Too similar to be different

Eric, I cann't claim to 100% understand the situation but after glancing trough the logs of the discussions and of the patches the conclusion I came to was this - OpenSSL used supposed randomness of the uninitialized memory as an added source of entropy (interesting hack, but not an example of good coding as such). Valgring caught that problem and the Debian maintainer during a cleanup fixed it. Making such a fix can be considered a preventive step against possible attack vectors by poisoning the uninitialized memory. He took it up to upstream, they did not raise red flags, but did not quite merge the 'clean up' patch either. It fell through the cracks.
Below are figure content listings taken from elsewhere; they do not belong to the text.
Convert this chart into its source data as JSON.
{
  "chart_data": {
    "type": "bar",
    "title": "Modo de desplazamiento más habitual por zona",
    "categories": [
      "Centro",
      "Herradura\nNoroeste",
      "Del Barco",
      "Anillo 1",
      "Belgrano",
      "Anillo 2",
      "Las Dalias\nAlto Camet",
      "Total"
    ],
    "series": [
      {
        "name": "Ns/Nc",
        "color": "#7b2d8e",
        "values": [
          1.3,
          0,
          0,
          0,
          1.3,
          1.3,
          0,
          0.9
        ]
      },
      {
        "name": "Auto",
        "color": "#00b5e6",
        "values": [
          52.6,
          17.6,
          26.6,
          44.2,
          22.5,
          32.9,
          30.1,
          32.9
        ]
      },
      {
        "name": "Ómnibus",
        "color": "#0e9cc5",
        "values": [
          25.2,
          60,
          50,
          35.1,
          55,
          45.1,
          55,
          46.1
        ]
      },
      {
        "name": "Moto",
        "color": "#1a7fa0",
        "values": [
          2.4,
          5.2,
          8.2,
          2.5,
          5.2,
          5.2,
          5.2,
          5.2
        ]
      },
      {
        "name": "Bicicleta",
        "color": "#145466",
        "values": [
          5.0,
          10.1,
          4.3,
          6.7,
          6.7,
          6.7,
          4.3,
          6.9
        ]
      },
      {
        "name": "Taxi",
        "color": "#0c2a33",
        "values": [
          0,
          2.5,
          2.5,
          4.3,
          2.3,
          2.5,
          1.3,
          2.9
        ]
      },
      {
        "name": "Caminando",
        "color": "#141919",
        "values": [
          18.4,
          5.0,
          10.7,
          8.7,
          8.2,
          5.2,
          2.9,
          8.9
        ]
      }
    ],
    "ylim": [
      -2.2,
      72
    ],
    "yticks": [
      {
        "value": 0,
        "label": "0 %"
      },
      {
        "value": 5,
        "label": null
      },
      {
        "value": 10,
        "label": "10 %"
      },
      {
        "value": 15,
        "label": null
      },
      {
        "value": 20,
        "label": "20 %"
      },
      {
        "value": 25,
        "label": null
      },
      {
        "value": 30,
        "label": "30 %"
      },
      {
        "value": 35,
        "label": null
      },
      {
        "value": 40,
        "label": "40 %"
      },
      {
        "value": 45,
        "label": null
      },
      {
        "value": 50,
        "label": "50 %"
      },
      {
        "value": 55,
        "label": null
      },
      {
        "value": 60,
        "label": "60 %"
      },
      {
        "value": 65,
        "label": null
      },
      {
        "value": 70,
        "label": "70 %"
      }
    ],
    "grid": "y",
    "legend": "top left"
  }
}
The problem is that in the same file, in another function all other sources of entropy were being merged into the pool of randomness using exactly the same code line as the one code line flagged by Valgrind. The maintainer assumed that the second code line has a similar function to the first and commented that one as well. AFAIK that also did not show up in the emails to the upstream list.

So we have:


  • Upstream using clever hacks that rely on uninitialized memory having some randomness to it

  • Upstream using same code and same variable names to describe different things

  • Upstream having no comments in the code explaining the two things above

  • Maintainer slightly over-generalizing a change

  • A bug slipping trough the cracks in the review processes

  • Another Debian Developer discovering the bug and recognizing its significance despite all of the above

  • Debian project coming out and admitting all of the above and scrambling to get fixes out to its users ASAP

I am impressed by the swift action of the people involved in fixing this. And while I think everyone can find some lesson be learned here, I think this is another good example of free software in action. And I hope that in the aftermath of this we will find ways to prevent this from happening in the future without stifling our progress.